Abstract: We present an imperative quantum programming language with physically motivated operational semantics. The language is not restricted to reversible computations, but can be used to describe unitary quantum operations in interaction with measurement and classical control. We are able to model (irreversible) deterministic and probabilistic programs as special cases of quantum programs, in contrast to computational models which assume all quantum operations to be unitary. Due to the presence of loops and conditionals, we have to consider terminating and non-terminating programs. Even with non-terminating programs, it may be of interest to make statements about classical events during the run of the programs like measurement results, contents of classical variables, outputs. For this, we define the notion of classical output, which may already happen before program termination. One application, which would need such classical output, are cryptographic protocols, where we want to define events which must not occur, even in the case of non-terminating protocols.

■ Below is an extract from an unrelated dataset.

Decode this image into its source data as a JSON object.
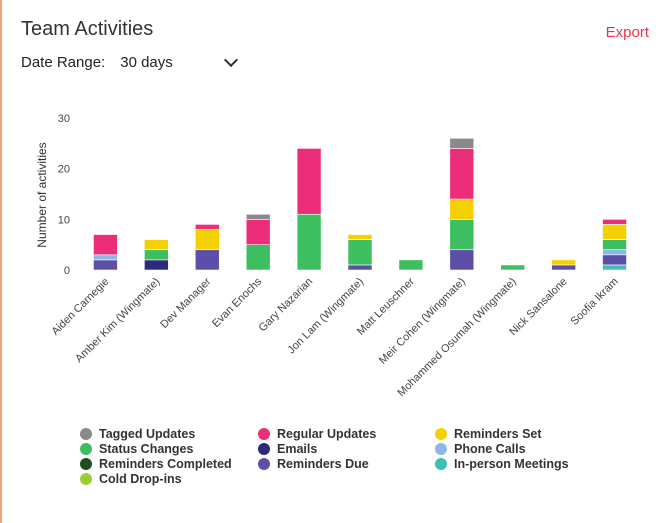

Programs in our language can contain arbitrary operators and mathematical functions, thus allowing to state very abstract but well-defined specifications and to gradually transform it into programs containing only primitive operations. We also present a simple calculus to transform and reason about programs.
Programs written in pseudo-code can usually easily be transformed into our language, since instructions like "while the measurement on register A does not yield a result satisfying condition P, apply transformation U" have direct counterparts in the formalised language. However, no physically impossible operations (like e.g. cloning) may be expressed.